On Tuesday, officials with the Los Angeles Department of Building and Safety told him they were devising plans to demolish and remove his neighbor’s home so he could shore up his own house. Work was set to begin Friday.

But that will mean much of the debris will probably still be there when the next storm hits.


“We’re nervous about that,” he said.

A couple of key ingredients can increase the risk of landslides and mudflows. A big reason why areas like the Hollywood Hills were hit hard has to do with high levels of accumulated rainfall during the storm.

But rainfall intensity — the amount of rain that falls per hour — was actually not very high last week, Thomas said.

“That’s probably what made the difference between news stories that were reporting a lot of landslides in neighborhoods versus widespread land sliding across all of the mountain ranges in a much more widespread event,” Thomas said.

The city was still working its way through 562 mudslides as of Wednesday evening.
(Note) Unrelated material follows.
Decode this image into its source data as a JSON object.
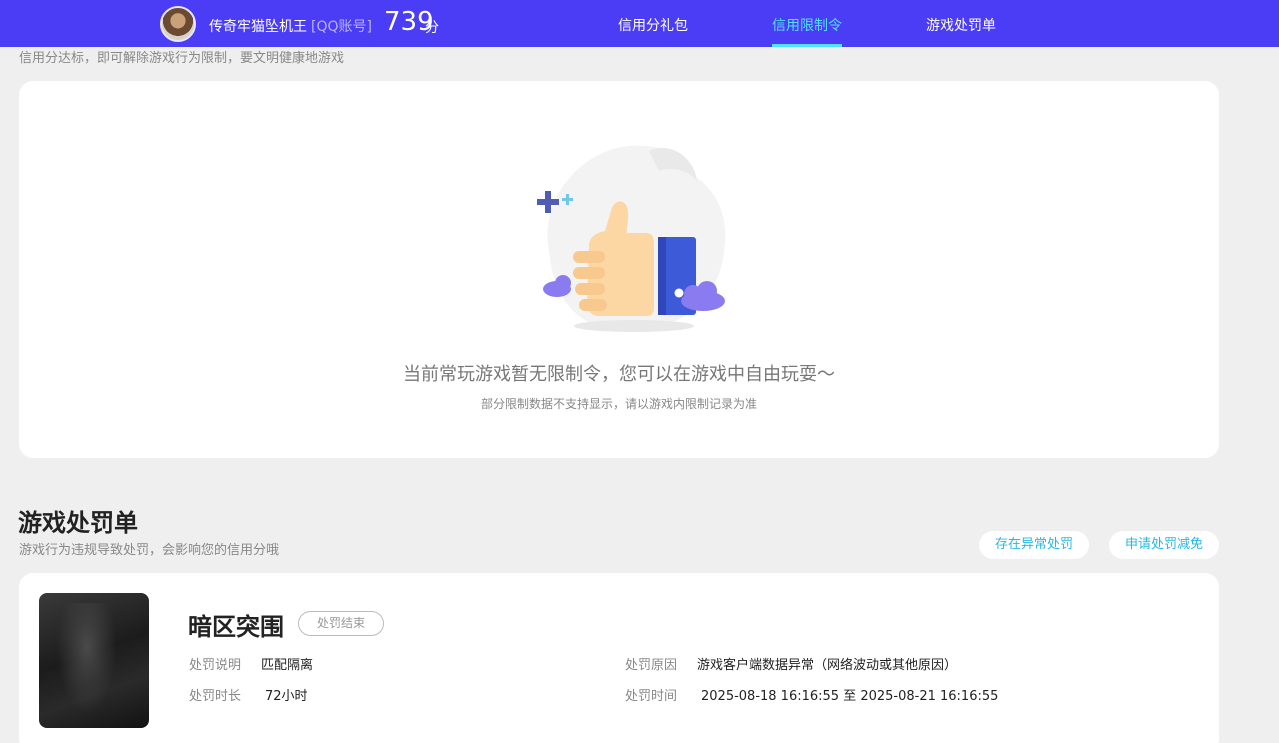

Burn scars, loose earth and improper construction are all factors.

Feb. 8, 2024

The forecast has raised red flags in Orange County.

Three multimillion-dollar estates perched high on the edge of a Dana Point bluff boast some of the most magnificent views in Orange County: unobstructed panoramas of the crystal blue Pacific, boats moored in the harbor and, on a clear day, Santa Catalina Island.

But there are fresh concerns about the homes on the aptly named Scenic Drive. The same steep cliff that falls away under the properties — giving them the illusion of being on the edge of the Earth — has withered under the atmospheric river precipitation that pounded Southern California last week. A portion of the cliff leading up to the blufftop homes washed away in the torrent.

None of the homes has been evacuated or deemed too dangerous to occupy — even with more rain in the forecast, officials said.


Lewis Bruggeman, who owns the home just above the slide area, told KCAL-TV Channel 9 that his house is “not threatened and it will not be red-tagged.”

“The city agrees that there’s no major structural issue with the house right now,” he told the station. Bruggeman did not respond to a request for comment from The Times.

The slide erased the greenery that until recently backed up to Bruggeman’s home, a 9,700-square-foot compound estimated to be worth nearly $16 million, leaving only sandy soil behind. On Tuesday, piles of rocks and dirt sat on the shoreline below.

The city’s geotechnical engineer and a building inspector have visited the home to assess the slope failure, according to Dana Point officials.

“Engineers who already surveyed the home said there was no damage and there is no imminent threat to the structure, which is really good news,” Mayor Jamey Federico said. “So quite frankly, it looks a lot scarier than it really is.”

Steve Viani, a civil engineer who has experience with landslides, said tarps should be placed over the bare soil on the Dana Point property and pipes should be installed on gutters and downspouts to carry water away from the building foundation ahead of this weekend’s storm.


Prolonged rain on the bare soil could further damage the slope, he said, adding that it could “give way at any time.”

Billy Prescott, 56, who spent 25 years living in Dana Point before relocating to Idaho, said he’d come to expect landslides and ground movement along the coast — particularly during El Niño years.

“It’s just Mother Nature,” he said. “You don’t always win going up against her.”